Moxie Cinema
- Address: 305 S. Campbell Avenue, Suite 101, Springfield, Missouri, U.S.
- Coordinates: 37°12′29″N 93°17′41″W﻿ / ﻿37.20806°N 93.29467°W

Website
- https://www.moxiecinema.com

= Moxie Cinema =

Movie theater in Springfield, Missouri, United States

Moxie Cinema (colloquially referred to as "The Moxie") is a non-profit, community-supported arthouse movie theater located in downtown Springfield, Missouri, in the Ozarks region. Established in 2005, it is known for showcasing independent, foreign, documentary, and classic films, and for serving as a cultural hub that enriches the local community through film.

==Overview==
The Moxie operates as a small, two-screen arthouse venue. It is affiliated with community-centered programming and often hosts special events such as filmmaker Q&As, thematic film series, and programming aimed at children and local filmmakers.

==History==
Moxie Cinema was founded by Dan and Nicole Chilton in September 2005 at 408 W. Walnut Street as Springfield's only arthouse theater . To finance the venture, the Chiltons employed creative fundraising methods, including cashing in their 401(k) retirement accounts and auctioning off the naming rights for the concession area on eBay.

In 2008, the Moxie relocated to a larger facility at 431 S. Jefferson Avenue, expanding to a two-screen operation.

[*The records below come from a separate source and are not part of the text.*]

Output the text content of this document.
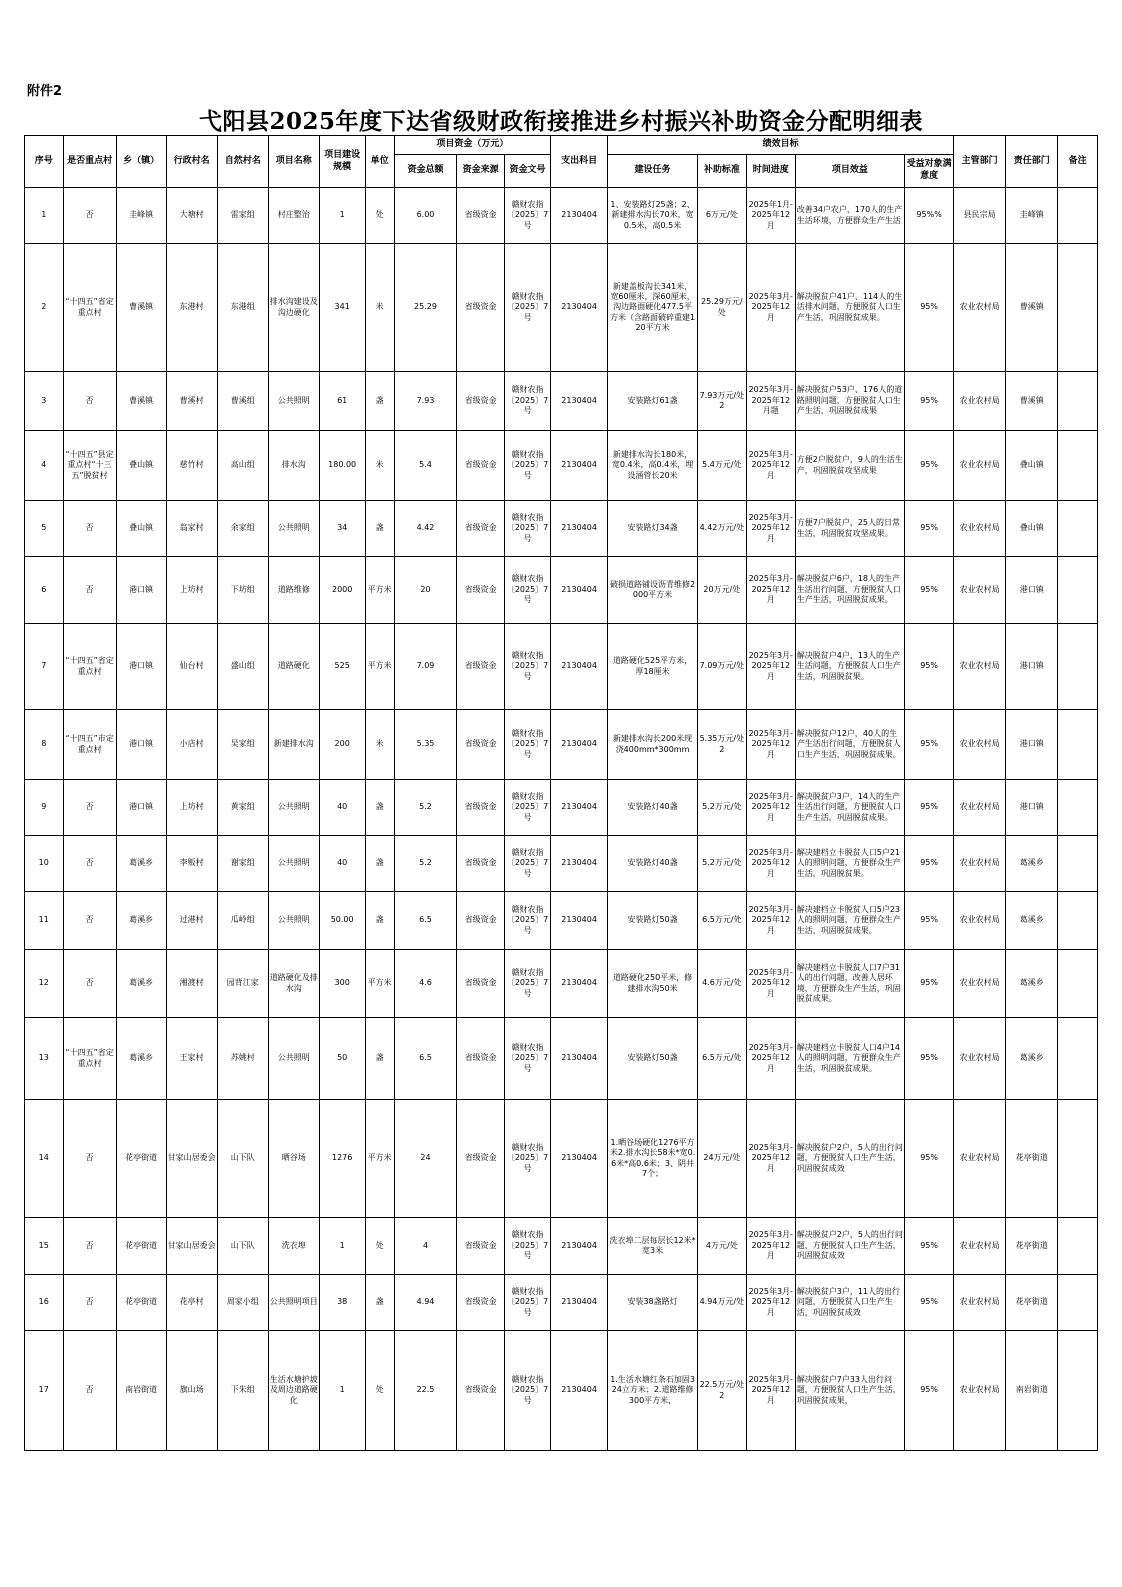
附件2
弋阳县2025年度下达省级财政衔接推进乡村振兴补助资金分配明细表
序号	是否重点村	乡（镇）	行政村名	自然村名	项目名称	项目建设规模	单位	项目资金（万元）			支出科目	绩效目标					主管部门	责任部门	备注
								资金总额	资金来源	资金文号		建设任务	补助标准	时间进度	项目效益	受益对象满意度			
1	否	圭峰镇	大塘村	雷家组	村庄整治	1	处	6.00	省级资金	赣财农指〔2025〕7号	2130404	1、安装路灯25盏；2、新建排水沟长70米，宽0.5米，高0.5米	6万元/处	2025年1月-2025年12月	改善34户农户，170人的生产生活环境，方便群众生产生活	95%%	县民宗局	圭峰镇	
2	“十四五”省定重点村	曹溪镇	东港村	东港组	排水沟建设及沟边硬化	341	米	25.29	省级资金	赣财农指〔2025〕7号	2130404	新建盖板沟长341米，宽60厘米，深60厘米，沟边路面硬化477.5平方米（含路面破碎重建120平方米	25.29万元/处	2025年3月-2025年12月	解决脱贫户41户、114人的生活排水问题，方便脱贫人口生产生活，巩固脱贫成果。	95%	农业农村局	曹溪镇	
3	否	曹溪镇	曹溪村	曹溪组	公共照明	61	盏	7.93	省级资金	赣财农指〔2025〕7号	2130404	安装路灯61盏	7.93万元/处2	2025年3月-2025年12月题	解决脱贫户53户、176人的道路照明问题，方便脱贫人口生产生活，巩固脱贫成果	95%	农业农村局	曹溪镇	
4	“十四五”县定重点村“十三五”脱贫村	叠山镇	慈竹村	高山组	排水沟	180.00	米	5.4	省级资金	赣财农指〔2025〕7号	2130404	新建排水沟长180米，宽0.4米，高0.4米，埋设涵管长20米	5.4万元/处	2025年3月-2025年12月	方便2户脱贫户，9人的生活生产，巩固脱贫攻坚成果	95%	农业农村局	叠山镇	
5	否	叠山镇	翁家村	余家组	公共照明	34	盏	4.42	省级资金	赣财农指〔2025〕7号	2130404	安装路灯34盏	4.42万元/处	2025年3月-2025年12月	方便7户脱贫户，25人的日常生活，巩固脱贫攻坚成果。	95%	农业农村局	叠山镇	
6	否	港口镇	上坊村	下坊组	道路维修	2000	平方米	20	省级资金	赣财农指〔2025〕7号	2130404	破损道路铺设沥青维修2000平方米	20万元/处	2025年3月-2025年12月	解决脱贫户6户，18人的生产生活出行问题，方便脱贫人口生产生活，巩固脱贫成果。	95%	农业农村局	港口镇	
7	“十四五”省定重点村	港口镇	仙台村	盛山组	道路硬化	525	平方米	7.09	省级资金	赣财农指〔2025〕7号	2130404	道路硬化525平方米，厚18厘米	7.09万元/处	2025年3月-2025年12月	解决脱贫户4户，13人的生产生活问题，方便脱贫人口生产生活，巩固脱贫果。	95%	农业农村局	港口镇	
8	“十四五”市定重点村	港口镇	小店村	吴家组	新建排水沟	200	米	5.35	省级资金	赣财农指〔2025〕7号	2130404	新建排水沟长200米现浇400mm*300mm	5.35万元/处2	2025年3月-2025年12月	解决脱贫户12户，40人的生产生活出行问题，方便脱贫人口生产生活，巩固脱贫成果。	95%	农业农村局	港口镇	
9	否	港口镇	上坊村	黄家组	公共照明	40	盏	5.2	省级资金	赣财农指〔2025〕7号	2130404	安装路灯40盏	5.2万元/处	2025年3月-2025年12月	解决脱贫户3户，14人的生产生活出行问题，方便脱贫人口生产生活，巩固脱贫成果。	95%	农业农村局	港口镇	
10	否	葛溪乡	李贩村	谢家组	公共照明	40	盏	5.2	省级资金	赣财农指〔2025〕7号	2130404	安装路灯40盏	5.2万元/处	2025年3月-2025年12月	解决建档立卡脱贫人口5户21人的照明问题，方便群众生产生活，巩固脱贫果。	95%	农业农村局	葛溪乡	
11	否	葛溪乡	过港村	瓜岭组	公共照明	50.00	盏	6.5	省级资金	赣财农指〔2025〕7号	2130404	安装路灯50盏	6.5万元/处	2025年3月-2025年12月	解决建档立卡脱贫人口5户23人的照明问题，方便群众生产生活，巩固脱贫成果。	95%	农业农村局	葛溪乡	
12	否	葛溪乡	湘渡村	园背江家	道路硬化及排水沟	300	平方米	4.6	省级资金	赣财农指〔2025〕7号	2130404	道路硬化250平米，修建排水沟50米	4.6万元/处	2025年3月-2025年12月	解决建档立卡脱贫人口7户31人的出行问题，改善人居环境，方便群众生产生活，巩固脱贫成果。	95%	农业农村局	葛溪乡	
13	“十四五”省定重点村	葛溪乡	王家村	苏姚村	公共照明	50	盏	6.5	省级资金	赣财农指〔2025〕7号	2130404	安装路灯50盏	6.5万元/处	2025年3月-2025年12月	解决建档立卡脱贫人口4户14人的照明问题，方便群众生产生活，巩固脱贫成果。	95%	农业农村局	葛溪乡	
14	否	花亭街道	甘家山居委会	山下队	晒谷场	1276	平方米	24	省级资金	赣财农指〔2025〕7号	2130404	1.晒谷场硬化1276平方米2.排水沟长58米*宽0.6米*高0.6米；3、阴井7个；	24万元/处	2025年3月-2025年12月	解决脱贫户2户，5人的出行问题，方便脱贫人口生产生活，巩固脱贫成效	95%	农业农村局	花亭街道	
15	否	花亭街道	甘家山居委会	山下队	洗衣埠	1	处	4	省级资金	赣财农指〔2025〕7号	2130404	洗衣埠二层每层长12米*宽3米	4万元/处	2025年3月-2025年12月	解决脱贫户2户，5人的出行问题，方便脱贫人口生产生活，巩固脱贫成效	95%	农业农村局	花亭街道	
16	否	花亭街道	花亭村	周家小组	公共照明项目	38	盏	4.94	省级资金	赣财农指〔2025〕7号	2130404	安装38盏路灯	4.94万元/处	2025年3月-2025年12月	解决脱贫户3户，11人的出行问题，方便脱贫人口生产生活，巩固脱贫成效	95%	农业农村局	花亭街道	
17	否	南岩街道	旗山场	下朱组	生活水塘护坡及周边道路硬化	1	处	22.5	省级资金	赣财农指〔2025〕7号	2130404	1.生活水塘红条石加固324立方米；2.道路维修300平方米，	22.5万元/处2	2025年3月-2025年12月	解决脱贫户7户33人出行问题，方便脱贫人口生产生活，巩固脱贫成果，	95%	农业农村局	南岩街道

In 2010, after having their first child, the Chiltons sold the theater to Downtown Springfield Community Cinema Inc., a newly formed nonprofit organization administered through the Community Foundation of the Ozarks.

In 2014, the Moxie moved to its current location at 305 S. Campbell Avenue.

==Mission and Programming==
The Moxie’s stated mission is “to enrich our community through film’s power to engage, educate, and inspire.” While offering traditional film screenings, the cinema also emphasizes:
- Showing critically acclaimed films—both new and old—that might otherwise not be exhibited locally.
- Hosting special programming such as world-class stage productions, local filmmaker showcases, and the “Essentials Series.”
- Facilitating speaker events to spark discussion and broaden cultural understanding.
- Partnering with other non-profits to illuminate and promote their missions through film.
- Offering children’s programming to visually and culturally expand young audiences.
- And yes—offering “killer popcorn” as a charming, recurring note in their outreach.

Educational initiatives and community programming—including film appreciation workshops, local showcases, and collaboration with universities—reinforce the cinema’s role as an educational and cultural institution.

==Community Support and Memberships==
As a non-profit, The Moxie relies heavily on community membership, donations, and volunteers to sustain its mission. Members typically receive perks such as discounted admission and access to select events.

==Reception==
The cinema is frequently praised by locals and reviewers for its intimate atmosphere, thoughtful programming, and friendly staff. It is considered the only independent movie theater in Springfield and is noted for its unique film selections, comfortable setting, and strong community orientation.